During my Masters, as a part of the study of gossamer structures, I had done a study of spider-web in order to incorporate its geometry into Solar Sails. That study had shown me how fundamental designs found in nature can be used to inspire the design of advanced man-made structures. That is when I realized the power of biomimicry and the prospects it holds in research and development. In addition to my research work at graduate level, my professional experience with sandwich structures for more than two years make Composites or Biomimetics ideal fields for my advance research in material science.

After carefully looking at the work that is being done at the XXX Laboratory, I believe that working under Dr. XXX will help me acquire the versatility needed to reach my full potential as a researcher.
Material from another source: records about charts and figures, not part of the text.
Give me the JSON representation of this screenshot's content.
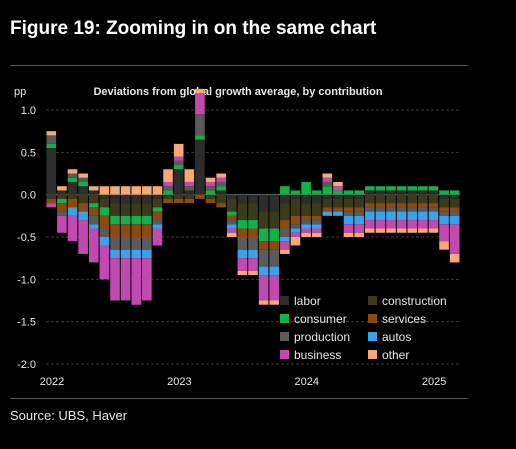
{
  "figure_title": "Figure 19: Zooming in on the same chart",
  "source": "Source: UBS, Haver",
  "colors": {
    "background": "#000000",
    "labor": "#2d2d2d",
    "construction": "#3b3b1a",
    "consumer": "#14b04a",
    "services": "#8b4a10",
    "production": "#5a5a5a",
    "autos": "#3aa3e8",
    "business": "#c04ab0",
    "other": "#f6a875"
  },
  "chart_data": {
    "type": "bar",
    "stacked": true,
    "title": "Deviations from global growth average, by contribution",
    "ylabel": "pp",
    "xlabel": "",
    "ylim": [
      -2.0,
      1.0
    ],
    "yticks": [
      "1.0",
      "0.5",
      "0.0",
      "-0.5",
      "-1.0",
      "-1.5",
      "-2.0"
    ],
    "xticks": [
      "2022",
      "2023",
      "2024",
      "2025"
    ],
    "xtick_index": [
      0,
      12,
      24,
      36
    ],
    "grid": true,
    "legend_placement": "bottom-right",
    "legend": [
      "labor",
      "construction",
      "consumer",
      "services",
      "production",
      "autos",
      "business",
      "other"
    ],
    "x": [
      "2022-01",
      "2022-02",
      "2022-03",
      "2022-04",
      "2022-05",
      "2022-06",
      "2022-07",
      "2022-08",
      "2022-09",
      "2022-10",
      "2022-11",
      "2022-12",
      "2023-01",
      "2023-02",
      "2023-03",
      "2023-04",
      "2023-05",
      "2023-06",
      "2023-07",
      "2023-08",
      "2023-09",
      "2023-10",
      "2023-11",
      "2023-12",
      "2024-01",
      "2024-02",
      "2024-03",
      "2024-04",
      "2024-05",
      "2024-06",
      "2024-07",
      "2024-08",
      "2024-09",
      "2024-10",
      "2024-11",
      "2024-12",
      "2025-01",
      "2025-02",
      "2025-03"
    ],
    "series": [
      {
        "name": "labor",
        "values": [
          0.55,
          0.05,
          0.15,
          0.1,
          0.05,
          -0.05,
          -0.1,
          -0.1,
          -0.1,
          -0.1,
          -0.05,
          0.0,
          0.3,
          0.05,
          0.65,
          0.0,
          0.05,
          -0.05,
          -0.1,
          -0.1,
          -0.2,
          -0.2,
          -0.1,
          -0.05,
          -0.1,
          -0.1,
          -0.05,
          -0.05,
          -0.05,
          -0.05,
          0.05,
          0.05,
          0.05,
          0.05,
          0.05,
          0.05,
          0.05,
          -0.05,
          -0.05
        ]
      },
      {
        "name": "construction",
        "values": [
          -0.05,
          -0.05,
          -0.05,
          -0.1,
          -0.1,
          -0.1,
          -0.15,
          -0.15,
          -0.15,
          -0.15,
          -0.1,
          -0.05,
          -0.05,
          -0.05,
          0.0,
          -0.05,
          -0.1,
          -0.15,
          -0.2,
          -0.2,
          -0.2,
          -0.2,
          -0.2,
          -0.2,
          -0.15,
          -0.15,
          -0.1,
          -0.1,
          -0.1,
          -0.1,
          -0.1,
          -0.1,
          -0.1,
          -0.1,
          -0.1,
          -0.1,
          -0.1,
          -0.1,
          -0.1
        ]
      },
      {
        "name": "consumer",
        "values": [
          0.05,
          -0.05,
          0.05,
          0.05,
          -0.05,
          -0.1,
          -0.1,
          -0.1,
          -0.1,
          -0.1,
          -0.05,
          0.05,
          0.05,
          0.0,
          0.05,
          0.05,
          0.05,
          -0.05,
          -0.1,
          -0.1,
          -0.15,
          -0.15,
          0.1,
          0.05,
          0.15,
          0.05,
          0.1,
          0.05,
          0.05,
          0.05,
          0.05,
          0.05,
          0.05,
          0.05,
          0.05,
          0.05,
          0.05,
          0.05,
          0.05
        ]
      },
      {
        "name": "services",
        "values": [
          -0.05,
          -0.1,
          -0.1,
          -0.1,
          -0.1,
          -0.15,
          -0.15,
          -0.15,
          -0.15,
          -0.15,
          -0.1,
          -0.05,
          -0.05,
          -0.05,
          -0.05,
          -0.05,
          -0.05,
          -0.05,
          -0.1,
          -0.1,
          -0.1,
          -0.1,
          -0.1,
          -0.1,
          -0.05,
          -0.05,
          -0.05,
          -0.05,
          -0.05,
          -0.05,
          -0.05,
          -0.05,
          -0.05,
          -0.05,
          -0.05,
          -0.05,
          -0.05,
          -0.05,
          -0.05
        ]
      },
      {
        "name": "production",
        "values": [
          0.1,
          -0.05,
          0.05,
          0.05,
          -0.1,
          -0.1,
          -0.15,
          -0.15,
          -0.15,
          -0.15,
          -0.05,
          0.05,
          0.05,
          0.05,
          0.25,
          0.05,
          0.05,
          -0.05,
          -0.15,
          -0.15,
          -0.2,
          -0.2,
          -0.1,
          -0.05,
          -0.05,
          -0.05,
          0.05,
          0.0,
          -0.05,
          -0.05,
          -0.05,
          -0.05,
          -0.05,
          -0.05,
          -0.05,
          -0.05,
          -0.05,
          -0.05,
          -0.05
        ]
      },
      {
        "name": "autos",
        "values": [
          0.0,
          0.0,
          -0.1,
          -0.1,
          -0.05,
          -0.1,
          -0.1,
          -0.1,
          -0.1,
          -0.1,
          -0.05,
          0.0,
          0.0,
          0.0,
          0.0,
          0.0,
          0.0,
          -0.05,
          -0.1,
          -0.1,
          -0.1,
          -0.1,
          -0.05,
          -0.05,
          -0.05,
          -0.05,
          -0.05,
          -0.05,
          -0.1,
          -0.1,
          -0.1,
          -0.1,
          -0.1,
          -0.1,
          -0.1,
          -0.1,
          -0.1,
          -0.1,
          -0.1
        ]
      },
      {
        "name": "business",
        "values": [
          -0.05,
          -0.2,
          -0.3,
          -0.4,
          -0.4,
          -0.4,
          -0.5,
          -0.5,
          -0.55,
          -0.5,
          -0.2,
          0.05,
          0.05,
          0.05,
          0.25,
          0.05,
          0.05,
          -0.05,
          -0.15,
          -0.15,
          -0.3,
          -0.3,
          -0.1,
          -0.05,
          -0.05,
          -0.05,
          0.05,
          0.05,
          -0.1,
          -0.1,
          -0.1,
          -0.1,
          -0.1,
          -0.1,
          -0.1,
          -0.1,
          -0.1,
          -0.2,
          -0.35
        ]
      },
      {
        "name": "other",
        "values": [
          0.05,
          0.05,
          0.05,
          0.05,
          0.05,
          0.1,
          0.1,
          0.1,
          0.1,
          0.1,
          0.1,
          0.15,
          0.15,
          0.15,
          0.05,
          0.05,
          0.05,
          -0.05,
          -0.05,
          -0.05,
          -0.05,
          -0.05,
          -0.05,
          -0.1,
          -0.05,
          -0.05,
          0.05,
          0.05,
          -0.05,
          -0.05,
          -0.05,
          -0.05,
          -0.05,
          -0.05,
          -0.05,
          -0.05,
          -0.05,
          -0.1,
          -0.1
        ]
      }
    ]
  }
}
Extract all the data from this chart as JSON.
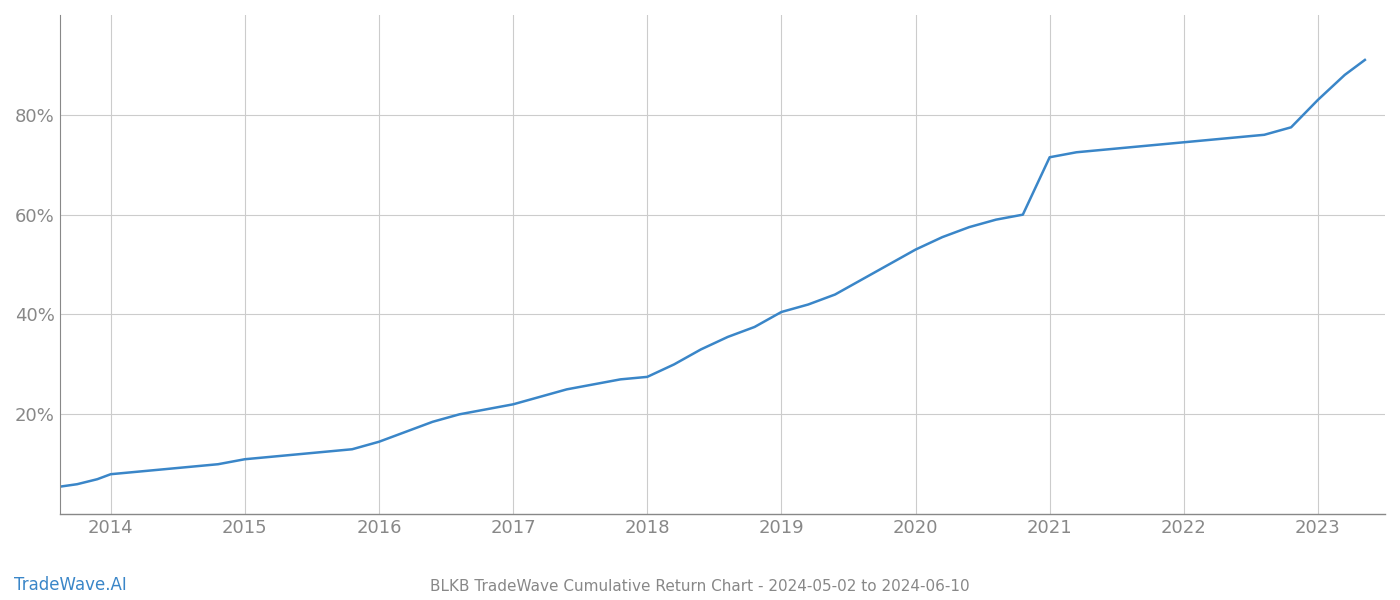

I am confident that with my knowledge and experience in reaching analytical as well as numerical solutions to the complicated problems of engineering will boost the already capable team of researchers at the XXX Laboratory.

During doctoral studies, I plan to exploit the traits that I have acquired over the years to an extent where I could become an international-level researcher with highly specialized knowledge and expertise in my research area.

It would, therefore, be a privilege to be able to secure admission to pursue graduate studies at the XXX. I am confident that I will match the high standards set by your university. I am sure if I am given the opportunity to study at your university that attracts some of the best students from all over the world, it will provide an environment competitive enough to bring out the best in me. I am confident that my requisite background, intellectual ability and high level of personal motivation will help me strive for the goals that I have set for my career.

I would like to thank you for taking time to read this essay and I look forward to hearing a positive reply on my application.

Thank you!

ershad193 14 / 337 5  
Jun 25, 2010   #2
....and opportunities that the field of engineering has to offer, that I decided to make my career in it.

Apart from my studies at XXX, my research work with Dr. XXX gave me a first hand experience of how to implement fundamentals and how to perceive the balance between theory and practice to deal with research projects from start to finish.

the above statement seems a bit vague. support it by an example.

or, is it the one you are talking about in the next para?

Regarding your first paragraph, I would say that it is unconventional. But, as I do not have any knowledge regarding its suitability, I will not comment on it. I'll just say that a formal tone is the safest.

And of course, you have to sign your SOP.

If you are interested you can comment on my SOP.
EF_Kevin 8 / 13,335 129  
Jun 28, 2010   #3
What do you think about the 1st paragraph?

The first paragraph is great. I would not want to see you use any more paragraphs of story, but starting with that one is okay. If you can reduce the number of words or omit one sentence frm that para it will be even better. I think it's great, though.

:-)
OP totallamp 1 / 3  
Jun 30, 2010   #4
Thank you, Kevin.
lilliloli 3 / 10  
Jun 30, 2010   #5
"What is an engine & why is it dead?"
I would remember to take out the "&" in the first sentance and change it to "and", its never a good idea to use symbols in your text. Otherwise the opening paragraph is fantastic, it immediatly caught my attention. I liked the story telling fashion of it.
OP totallamp 1 / 3  
Jun 30, 2010   #6
Thank you, Andrea. That was a small but important mistake.